Les Kurdes de Syrie abandonnés

Les Kurdes de Syrie sont laissés seuls face aux Turcs qui vont les écraser. C’est lamentable, pas seulement pour les États-Unis, quel État européen, latino, africain ou arabe, quel indien ou quel chinois est prêt à les rejoindre pour se battre avec eux ? Il est vrai que les États-Unis avait promis leur soutien en échange du soutien kurde à la guerre contre Daesh. Et puis ils se ravisent, voyant que ça leur coûterait trop cher, ils ne veulent pas se mettre à dos la Turquie, qu’ils auront bien sûr à dos s’ils prennent des mesures de rétorsion économiques, que peut-être ils ne prendront pas… C’est dire qu’il ne faut pas les idéaliser, ni pour les exalter (le risque est faible), ni pour les fustiger. Les États-Unis sont un pays pragmatique, ils sont venus par deux fois sauver l’Europe du chaos, mais déjà pour entrer dans la Seconde guerre il leur a fallu Pearl Harbor, soit une énorme humiliation. Ensuite ils ont visé Berlin puis la guerre froide mais, par exemple, ils n’ont pas dépêché la moindre force pour briser l’infrastructure des Camps de la mort dont ils étaient très informés.
Malgré certaines bêtises mortelles et ravageantes comme le Vietnam, les États-Unis ne sont pas la force du mal que croient certains mais ne sont pas pour autant une force du bien.. Y en a-t-il d’ailleurs ? Serait-ce l’Europe ? Elle s’occupe, comme eux, à se faire du bien à elle-même et ce n’est même pas toujours réussi.

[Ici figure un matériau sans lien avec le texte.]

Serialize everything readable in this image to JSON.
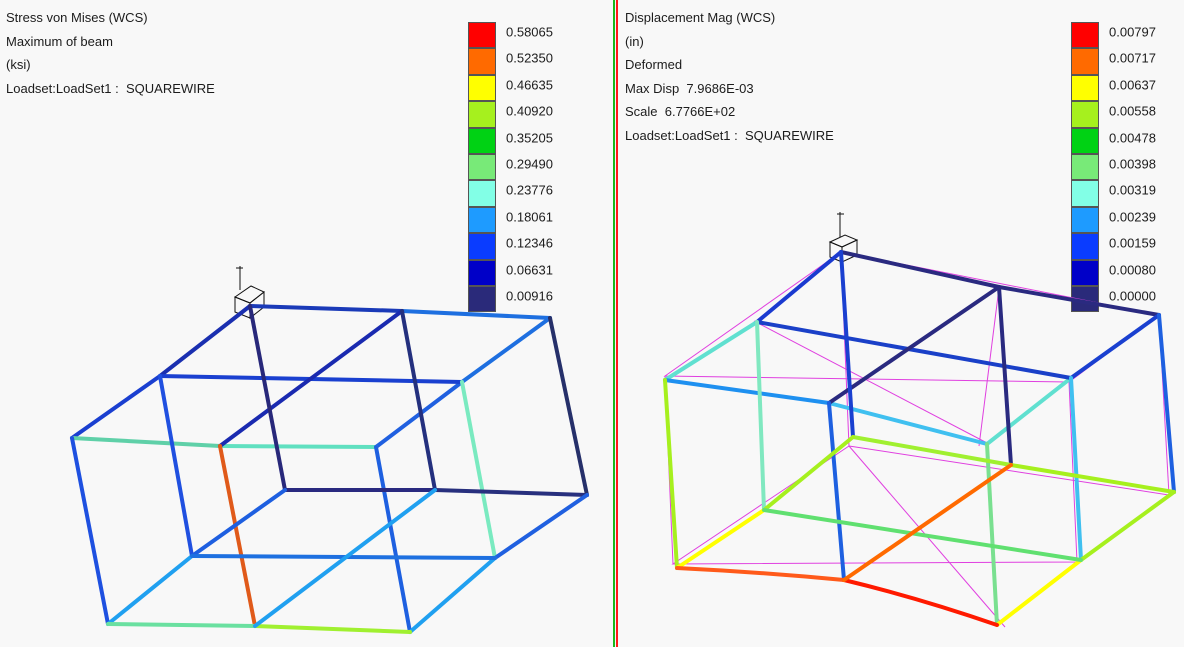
{
  "left": {
    "info_lines": [
      "Stress von Mises (WCS)",
      "Maximum of beam",
      "(ksi)",
      "Loadset:LoadSet1 :  SQUAREWIRE"
    ],
    "legend_values": [
      "0.58065",
      "0.52350",
      "0.46635",
      "0.40920",
      "0.35205",
      "0.29490",
      "0.23776",
      "0.18061",
      "0.12346",
      "0.06631",
      "0.00916"
    ]
  },
  "right": {
    "info_lines": [
      "Displacement Mag (WCS)",
      "(in)",
      "Deformed",
      "Max Disp  7.9686E-03",
      "Scale  6.7766E+02",
      "Loadset:LoadSet1 :  SQUAREWIRE"
    ],
    "legend_values": [
      "0.00797",
      "0.00717",
      "0.00637",
      "0.00558",
      "0.00478",
      "0.00398",
      "0.00319",
      "0.00239",
      "0.00159",
      "0.00080",
      "0.00000"
    ]
  },
  "legend_colors": [
    "#ff0000",
    "#ff6a00",
    "#ffff00",
    "#a6f01e",
    "#00d214",
    "#78ea78",
    "#82ffe6",
    "#1e9bff",
    "#0a3cff",
    "#0000c8",
    "#2a2a7a"
  ],
  "colors": {
    "divider_left": "#1ab81a",
    "divider_right": "#ff1a1a",
    "undeformed": "#e040e0"
  }
}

Quant aux Kurdes, c’est un peuple vaillant qui accumule les malchances d’exister sur plusieurs États où il doit tantôt aider à des guerres dont la victoire lui échappe, (en grande partie : il a quand même quelques bénéfices en Irak), tantôt supporter la folie tyrannique des plus forts, comme la Turquie. Il ne peut pas faire valoir sa bonne conduite pour obtenir l’indépendance car la bonne conduite n’est pas un bien très monnayable sauf quand on est fort, auquel cas c’est un luxe inutile.
La dispersion de ce peuple et ses malheurs font penser au peuple juif. Celui-ci s’est mieux débrouillé, mais c’est que dans sa dispersion, il avait une puissance, une force centralisante énorme, la Bible qui lui assigne un territoire dans le temps long. Et quand l’occasion s’est présentée, cette force a pleinement fonctionné pour le rassembler et lui donner une souveraineté. Les Kurdes n’ont pas d’objet équivalent, leur histoire et leur langue ne parviennent pas à être un attracteur assez puissant pour balayer ou pour tromper les manœuvres adverses ; d’autant que pour être un État, il leur faudrait prendre sur des États souverains, mais lequel accepterait l’a moindre amputation ? Ce qui est sûr, c’est que par leur nombre, une quarantaine de millions, les Kurdes ne risquent pas l’effacement, ils tiendront bon jusqu’à ce que le poids des malchances soit au moins équilibré voire inversé par le poids des bonnes occasions.